SANTA CLARA, California — Intel chief executive Brian Krzanich said at a press event today that Intel Ventures created its $125 million venture capital fund because it’s not enough just to set goals to hire more women and minorities for the sake of diversity.
“You have to build the whole ecosystem,” he said.
Krzanich made the remarks after Intel announced the new fund and a total of $16.7 million in investments in four companies — Brit + Co, CareCloud, Mark One, and Venafi — at the headquarters of the world’s biggest chip maker.
Intel is also going into schools in places such as Oakland, California, to encourage minorities and women to get on a path to a career in technology.
Lisa Lambert, a director at Intel Capital and head of the new fund, said at the press event, “This isn’t a social program. We expect to invest in high quality companies and we expect them to do well.”
She said her own team is diverse, and she said Intel Capital has consistently produced a profit for Intel. When her team started looking for companies led by women and underrepresented minorities, they found more than 100 candidates for funding.
“We want to change our workforce and also want to change our industry,” Lambert said.
The Intel leaders didn’t sugarcoat the scale of the challenge for their own company, Silicon Valley, and all of industry.
Lambert noted that only 15 percent of all companies have a female executive. Companies with a woman as CEO receive only 3 percent of total venture capital dollars. And 1 percent of Silicon Valley companies are run by an African-American or Latino.
But she noted that growth is coming from women-led companies, and that half or nearly half of bachelor’s degrees and doctorates are going to women. She also noted that predictions show that the U.S. will be majority “minority” by 2043.
“It’s a problem in Silicon Valley,” she said.
Krzanich said that Intel’s internal goal is to hit 20 percent minorities or women on its staff by 2020. He said that in the past six months, 40 percent of hires have been in these groups, up from 20 percent prior to that.
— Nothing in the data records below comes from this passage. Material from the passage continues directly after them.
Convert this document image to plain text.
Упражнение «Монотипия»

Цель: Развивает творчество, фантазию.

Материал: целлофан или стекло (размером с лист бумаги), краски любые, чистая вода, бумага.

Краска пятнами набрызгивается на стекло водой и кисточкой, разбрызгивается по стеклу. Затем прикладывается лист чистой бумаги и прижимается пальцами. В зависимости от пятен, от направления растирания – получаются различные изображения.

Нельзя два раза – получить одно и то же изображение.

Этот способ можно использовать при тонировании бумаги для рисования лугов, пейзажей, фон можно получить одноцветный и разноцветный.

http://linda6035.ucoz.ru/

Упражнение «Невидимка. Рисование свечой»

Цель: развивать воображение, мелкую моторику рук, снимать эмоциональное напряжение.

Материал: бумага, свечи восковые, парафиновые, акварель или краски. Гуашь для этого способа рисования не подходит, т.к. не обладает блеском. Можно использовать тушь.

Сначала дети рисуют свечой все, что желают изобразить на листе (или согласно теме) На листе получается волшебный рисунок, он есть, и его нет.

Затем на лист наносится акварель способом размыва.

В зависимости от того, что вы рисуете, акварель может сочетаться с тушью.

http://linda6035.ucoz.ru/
“I’m really proud of how the organization has gotten behind this,” Krzanich said. “We have changed the way we do things at Intel. The hiring and retention of diverse candidates is tied to pay. We are doing something and putting money into it.”
Kim Polese, who started her first company in Silicon Valley 20 years ago and once headed the now-defunct automated software testing tool-maker SpikeSource, said in a statement that she was disappointed in how little has changed, but she believes that “Intel Capital can move the needle.” (Intel Capital was an investor in SpikeSource, which Black Duck Software acquired in 2010.)
Lambert said that diverse teams lead to better outcomes and better returns.
“This isn’t a social program,” she said. “We expect to invest in high quality companies and we expect them to do well.”
Brit Morin, CEO of Brit + Co, said that her lifestyle website and e-commerce company targets women 35 and under, and, as a result, more than 80 percent of her staff is female.
Justin Lee, CEO of Mark One, said, “When you target diverse thinking, great things occur.”
“It’s intuitive,” Lambert said. “It’s obvious. You pursue the best teams, and those are diverse. You get results. But why doesn’t it happen?”
Morin said there’s a lack of both female entrepreneurs and female venture investors.
“There’s a pattern recognition problem,” said Jeff Hudson, CEO of Venafi. “As a venture capitalist, you look out the rear view mirror to see what has worked before. You have to look out the front windshield.”
Albert Santalo, chairman and founder of CareCloud, said that those who target diversity will get better results and win against those who don’t.